Di kiri kanan jalan setapak ke Kawah Ratu ini sangat hijau khas hutan bawah. Dan lihatlah daun lentik Suplir (Adiantum sp) yang hijau muda itu. Jika di dunia flora diadakan lomba keberadaban, aku berani bertaruh tumbuhan Paku-pakuan adalah juaranya. Betapa tidak. Jika tumbuhan lain tak tahu malu memamerkan alat kelaminnya-apalagi si jorok Bunga Bangkai yang menegakkannya bahkan di depan ibu-ibu, sungguh tak tahu diri!- maka paku-pakuan yang santun ini rapat-rapat menyembunyikan sporanya di bawah daun.
Maka masuk akal bila ahli taksonomi mengelompokkannya sebagai Cryptogamae berasal dari Crypto berarti tersembunyi dan Gamae artinya kawin (Taksonomi Tumbuhan, Gadjah Mada University Press, Bab 5). Tumbuhan santun dari divisi Pterydophita inilah yang mengiringku sepanjang jalur pendakian. Hijau muda, segar dan lihatlah pucuk-pucuknya yang masih menggulung malu-malu. Setitik embun terperangkap di bagian bawah pucuk itu bias tertimpa sinar surya pagi maka ada pelangi kecil berbentuk bintang di situ.
Setelah mendaki 3 jam kami istirahat sejenak sebelum kawah mati, terdapat dua sungai kecil yang sebelah kiri bisa diminum tapi yang kanan bau pesing kena belerang. Yang kiri sedingin es dan sebening kristal. Benar kawan, tak sedang bercanda aku, bahkan batu hitam kecilpun terlihat jelas meski nyungsep di dasarnya. Siapapun yang melintas pasti tergoda nyebur untuk merasakan belaian lembut aliran airnya. Bahkan serangga onggong-onggong dengan kaki jangkungnya sedang asyik berselancar maju mundur di atas air.
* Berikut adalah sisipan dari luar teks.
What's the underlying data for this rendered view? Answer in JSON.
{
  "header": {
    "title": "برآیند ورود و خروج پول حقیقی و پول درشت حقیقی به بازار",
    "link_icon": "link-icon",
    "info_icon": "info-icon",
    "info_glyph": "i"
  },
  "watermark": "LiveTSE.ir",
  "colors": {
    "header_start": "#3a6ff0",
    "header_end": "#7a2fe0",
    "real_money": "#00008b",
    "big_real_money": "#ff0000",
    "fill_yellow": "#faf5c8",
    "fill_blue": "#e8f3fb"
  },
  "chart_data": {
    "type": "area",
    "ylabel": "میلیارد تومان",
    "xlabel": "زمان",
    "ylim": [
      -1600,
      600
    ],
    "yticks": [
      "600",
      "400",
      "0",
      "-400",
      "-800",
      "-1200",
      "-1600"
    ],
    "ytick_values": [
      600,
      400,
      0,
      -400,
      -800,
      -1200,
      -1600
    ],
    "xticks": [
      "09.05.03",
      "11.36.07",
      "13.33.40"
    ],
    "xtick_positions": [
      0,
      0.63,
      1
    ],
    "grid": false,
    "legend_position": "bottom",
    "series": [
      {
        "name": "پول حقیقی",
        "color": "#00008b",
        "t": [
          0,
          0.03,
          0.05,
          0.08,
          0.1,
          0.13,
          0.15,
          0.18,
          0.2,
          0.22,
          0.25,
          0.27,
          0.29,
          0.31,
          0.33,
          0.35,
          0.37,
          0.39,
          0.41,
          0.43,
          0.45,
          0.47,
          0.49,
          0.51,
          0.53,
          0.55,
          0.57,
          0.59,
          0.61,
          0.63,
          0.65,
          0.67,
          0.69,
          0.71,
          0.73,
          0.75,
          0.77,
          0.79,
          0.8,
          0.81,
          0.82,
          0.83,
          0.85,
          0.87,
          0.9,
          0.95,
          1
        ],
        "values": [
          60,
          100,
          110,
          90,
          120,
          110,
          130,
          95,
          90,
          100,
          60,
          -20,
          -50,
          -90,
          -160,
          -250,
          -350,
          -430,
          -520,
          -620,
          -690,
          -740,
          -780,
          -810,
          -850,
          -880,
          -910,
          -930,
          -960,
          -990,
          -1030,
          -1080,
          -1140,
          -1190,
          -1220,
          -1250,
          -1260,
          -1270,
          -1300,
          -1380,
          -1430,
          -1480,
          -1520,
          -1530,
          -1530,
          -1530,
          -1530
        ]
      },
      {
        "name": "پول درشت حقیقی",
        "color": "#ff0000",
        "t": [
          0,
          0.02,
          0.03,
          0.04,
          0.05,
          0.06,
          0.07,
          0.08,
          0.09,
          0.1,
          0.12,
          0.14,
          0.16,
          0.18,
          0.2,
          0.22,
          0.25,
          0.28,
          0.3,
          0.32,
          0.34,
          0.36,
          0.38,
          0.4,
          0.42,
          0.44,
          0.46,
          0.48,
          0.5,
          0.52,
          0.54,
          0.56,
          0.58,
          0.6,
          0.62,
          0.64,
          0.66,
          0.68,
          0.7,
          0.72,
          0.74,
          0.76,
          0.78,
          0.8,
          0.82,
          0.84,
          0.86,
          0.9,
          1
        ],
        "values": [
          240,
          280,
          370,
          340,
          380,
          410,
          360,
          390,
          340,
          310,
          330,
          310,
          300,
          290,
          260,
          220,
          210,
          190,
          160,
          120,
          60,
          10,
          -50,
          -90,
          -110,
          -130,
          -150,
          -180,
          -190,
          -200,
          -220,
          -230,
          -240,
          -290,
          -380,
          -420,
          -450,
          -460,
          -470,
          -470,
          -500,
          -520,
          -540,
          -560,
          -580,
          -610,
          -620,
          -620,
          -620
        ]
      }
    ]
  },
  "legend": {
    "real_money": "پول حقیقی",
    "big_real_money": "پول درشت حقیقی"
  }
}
Tak jauh dari situ terdapat plang penunjuk ke arah Kawah Ratu dan peringatan konsentrasi gas berbahaya. Perjalanan dilanjutkan dengan melintas kawah mati menuju kawah ratu. Bau sangit belerang sangat terasa, pedih di mata apalagi angin meniup tak henti. Usahakan tak lebih dari 15 menit kau berada di kawasan ini. Secepatnya bergerak ke arah selatan untuk mencapai jalur pandakian selanjutnya pal 44.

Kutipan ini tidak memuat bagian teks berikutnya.